Эндрю Комен прожил ещё неделю, медленно и неслышно уходя из мира в подлинную жизнь, погружаясь во тьму, чтобы проснуться там, где вечно стоит день, забываясь, чтобы очнуться в объятиях самого Познания. Когда его не стало, Донал был рядом, но всё произошло так мирно и тихо, что никто ничего не говорил и не делал. Лишь за час до своего ухода, Эндрю еле слышно прошептал: «Когда я пробуждаюсь, я всё ещё с Тобою» [25]
. Он заснул и не проснулся — и прямо из сна выбрался на чистый горний воздух. Он проснулся от снов жизни и от снов смерти, и от воспоминаний об этих снах и увидел, что они смешались и остались позади, как откатывающаяся волна прибоя, превратившись в один долгий сон трудной, но такой драгоценной ночи, которой больше нет.Дори была совершенно спокойна. Когда Эндрю вздохнул в последний раз, она тоже вздохнула и сказала:
— Я долго не задержусь, Эндрю.
Больше она не говорила ничего. Эппи сидела в углу и горько плакала.

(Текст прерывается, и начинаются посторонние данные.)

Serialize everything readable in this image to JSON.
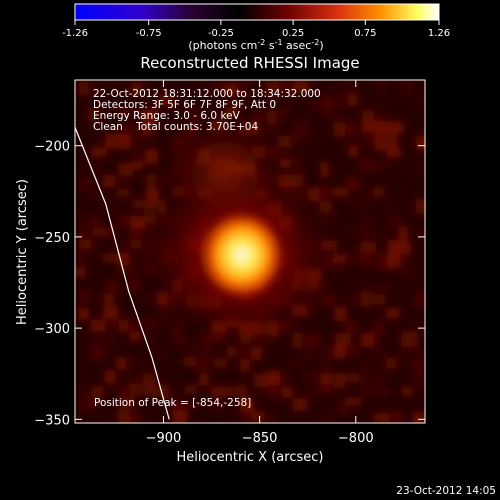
{
  "colorbar": {
    "ticks": [
      "-1.26",
      "-0.75",
      "-0.25",
      "0.25",
      "0.75",
      "1.26"
    ],
    "tick_values": [
      -1.26,
      -0.75,
      -0.25,
      0.25,
      0.75,
      1.26
    ],
    "range": [
      -1.26,
      1.26
    ],
    "unit_main": "(photons cm",
    "unit_exp1": "-2",
    "unit_mid": " s",
    "unit_exp2": "-1",
    "unit_tail": " asec",
    "unit_exp3": "-2",
    "unit_close": ")",
    "colors": [
      "#0000ff",
      "#5500cc",
      "#220022",
      "#000000",
      "#7a0000",
      "#e0401a",
      "#ff9900",
      "#ffff66",
      "#ffffff"
    ]
  },
  "chart_data": {
    "type": "heatmap",
    "title": "Reconstructed RHESSI Image",
    "xlabel": "Heliocentric X (arcsec)",
    "ylabel": "Heliocentric Y (arcsec)",
    "xlim": [
      -946,
      -764
    ],
    "ylim": [
      -352,
      -164
    ],
    "x_ticks": [
      -900,
      -850,
      -800
    ],
    "y_ticks": [
      -200,
      -250,
      -300,
      -350
    ],
    "x_tick_labels": [
      "−900",
      "−850",
      "−800"
    ],
    "y_tick_labels": [
      "−200",
      "−250",
      "−300",
      "−350"
    ],
    "annotations": [
      "22-Oct-2012 18:31:12.000 to 18:34:32.000",
      "Detectors: 3F 5F 6F 7F 8F 9F, Att 0",
      "Energy Range: 3.0 - 6.0 keV",
      "Clean    Total counts: 3.70E+04"
    ],
    "peak_label": "Position of Peak = [-854,-258]",
    "peak": [
      -854,
      -258
    ],
    "limb_curve": [
      [
        -946,
        -190
      ],
      [
        -930,
        -232
      ],
      [
        -918,
        -280
      ],
      [
        -906,
        -316
      ],
      [
        -897,
        -350
      ]
    ]
  },
  "footer": {
    "timestamp": "23-Oct-2012 14:05"
  }
}
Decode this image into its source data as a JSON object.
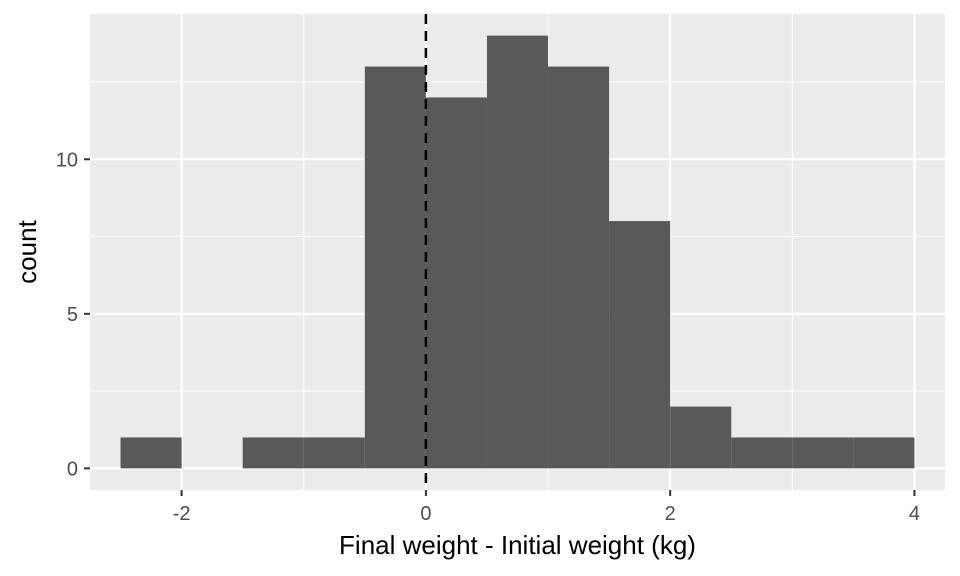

Донал приходил к ним каждый день, пока старого сапожника не похоронили. Удивительно, сколько народу собралось, чтобы проводить его в последний путь. Правда, большинство горожан всегда считали Эндрю всего лишь нищим философом — любителем, никогда не упускавшим возможности поговорить, и полагали, что ума он был небольшого, но зато язык ему достался длинный. Конечно — ведь сапожник был настолько дальше и выше их, что казался им совсем маленьким и незначительным!
Но любые похороны, какими бы они ни были — полными суровой шотландской простоты или тихого, задумчивого смысла, как это часто бывает в Англии, — должно быть, кажутся ненужным пустяком самому духу человека, наконец — то сбросившего свои тесные башмаки на бесконечную, томительную дорогу, оставившего позади и пыль, и полуденную жару да и саму дорогу вместе со всем миром своего странствования, который никогда не мог и не должен был стать ему своим и всегда оставался для него лишь землёй паломничества.
Самый величавый мраморный особняк мог стать для него лишь временным и весьма шатким пристанищем, а не постоянным жилищем и, уж конечно, не родным домом. Здесь, в мире, человеку не дано почувствовать себя уютно; разве только решительно подавить, искалечить или свести на нет само его существо. Те же, кто и сейчас считает его своим домом, возрастая, однажды тоже поймут, что здесь им так же тесно и неловко, как невылупившемуся из яйца жаворонку.